Hangzhou, the provincial capital of Zhejiang, is one of the most prosperous centers in the country and serves as the base for the e-commerce giant Alibaba. Xi served as secretary of the Communist Party for Zhejiang in the mid-2000s.
The party’s resilience under Xi — on display with giant flags showing the hammer and sickle at security checkpoints — is part of the meeting’s message.
One of Xi’s provincial successors, the party chief, Xia Baolong, said the meeting would “demonstrate the great achievement of China’s opening and reform and the immense superiority of socialism with Chinese characteristics,” the government’s description of its political and economic system. No matter where global summit meetings are held, host cities invest in huge amounts of security to avert terrorist attacks and to dampen protests. In 2012, President Barack Obama moved a G-8 meeting from Chicago to Camp David, Md., because of the fear of large demonstrations.
In Hangzhou, thousands have been forced to move from luxury high-rise buildings near the conference center, their apartments sealed with tape to prevent a sniper from venturing inside. Government and private sector workers have been granted vacations, and migrant workers have been told to return to their home provinces. In an effort to guarantee blue skies, factories within a wide perimeter around the city have been closed.

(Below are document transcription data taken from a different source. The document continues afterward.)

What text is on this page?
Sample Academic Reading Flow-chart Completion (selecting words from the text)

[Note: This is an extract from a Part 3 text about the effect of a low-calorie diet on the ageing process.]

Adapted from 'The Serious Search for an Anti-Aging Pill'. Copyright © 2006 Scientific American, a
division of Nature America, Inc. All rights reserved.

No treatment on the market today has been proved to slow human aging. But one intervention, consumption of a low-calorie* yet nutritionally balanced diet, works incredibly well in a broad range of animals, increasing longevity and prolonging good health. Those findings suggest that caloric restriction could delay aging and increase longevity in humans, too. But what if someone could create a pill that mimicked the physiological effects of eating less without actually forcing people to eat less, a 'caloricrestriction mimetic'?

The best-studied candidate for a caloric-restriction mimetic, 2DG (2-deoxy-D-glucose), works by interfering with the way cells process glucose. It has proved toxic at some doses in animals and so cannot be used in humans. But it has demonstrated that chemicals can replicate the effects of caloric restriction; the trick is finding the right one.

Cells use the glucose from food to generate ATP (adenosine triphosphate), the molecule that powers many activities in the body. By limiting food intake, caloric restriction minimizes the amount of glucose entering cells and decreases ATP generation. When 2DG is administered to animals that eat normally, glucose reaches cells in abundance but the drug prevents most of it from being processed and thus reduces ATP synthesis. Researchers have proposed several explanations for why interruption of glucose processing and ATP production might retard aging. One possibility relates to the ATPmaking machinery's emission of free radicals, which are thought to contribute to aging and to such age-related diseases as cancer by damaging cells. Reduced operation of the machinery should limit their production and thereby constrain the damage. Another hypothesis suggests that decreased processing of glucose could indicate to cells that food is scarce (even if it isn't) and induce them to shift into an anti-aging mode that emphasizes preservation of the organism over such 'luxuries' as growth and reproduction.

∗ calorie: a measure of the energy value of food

Yet some of the security measures here seem picayune. Two weeks before the meeting, the kitchen division of the Metro Center department store was devoid of knives. They had been banned for sale since June, a saleswoman said. At a Starbucks in the center of the city, the food counter was empty. Delivery trucks had been unable to crack the security cordon, the barista said.
A major focus of security has been the Uighurs. At the Beijiang restaurant, with wall murals of China’s western deserts and a halal menu, 10 Uighur cooks were sent home in June at the request of the government, said the manager, Cai Ziwei.
Only afterward was the establishment placed on a list of restaurants recommended for Muslim delegates to the meeting, he said.
Hotels were told two months ago that they must inform the police if a Uighur tried to register, a worker at the Hanting hotel chain said.
In June, police officers in the migrant neighborhood of Qibao, 15 miles from the city center, ordered all the grocery shops, clothing outlets and street-side restaurants closed, said Wang Jinfu, a municipal government worker.
In some instances, small businesses were asked to close on the grounds that if they stayed open and an accident occurred, local party officials would be penalized.
“They told us, this is a once-in-a-lifetime thing, and if anything happens while Obama is here, the officials could be sacked, so they said, ‘Please close,’ ” said Li Yindeng, the owner of Chenyang, a noodle shop. “There’s nothing we can do, and the government doesn’t pay compensation.”
One party official was detained for 10 days in July for complaining online about the high costs of the preparations. The state-run Global Times reported that the official, Guo Enping, was held because his article — “Hangzhou, Shame on You” — drew such wide readership.
As the rules began to disrupt daily life, more people vented online, and calls to the city’s hotline mounted. “Every day our media attacks the vicious foreign powers, and now they come, we have to kneel and serve,” one person wrote.
For a public that regularly faces problems of contaminated food, there was dismay when the leader of the state authority for grain, Ren Zhengxiao, said he would not allow “one single grain of unsafe rice or one drop of unsafe oil” to enter the kitchens preparing the leaders’ banquet meal.
The government urged everyone to get with the program.
“People must not express their discontent with unreasonable actions or even deny the importance of the security work of the G-20 summit,” the state-run Zhejiang Daily wrote.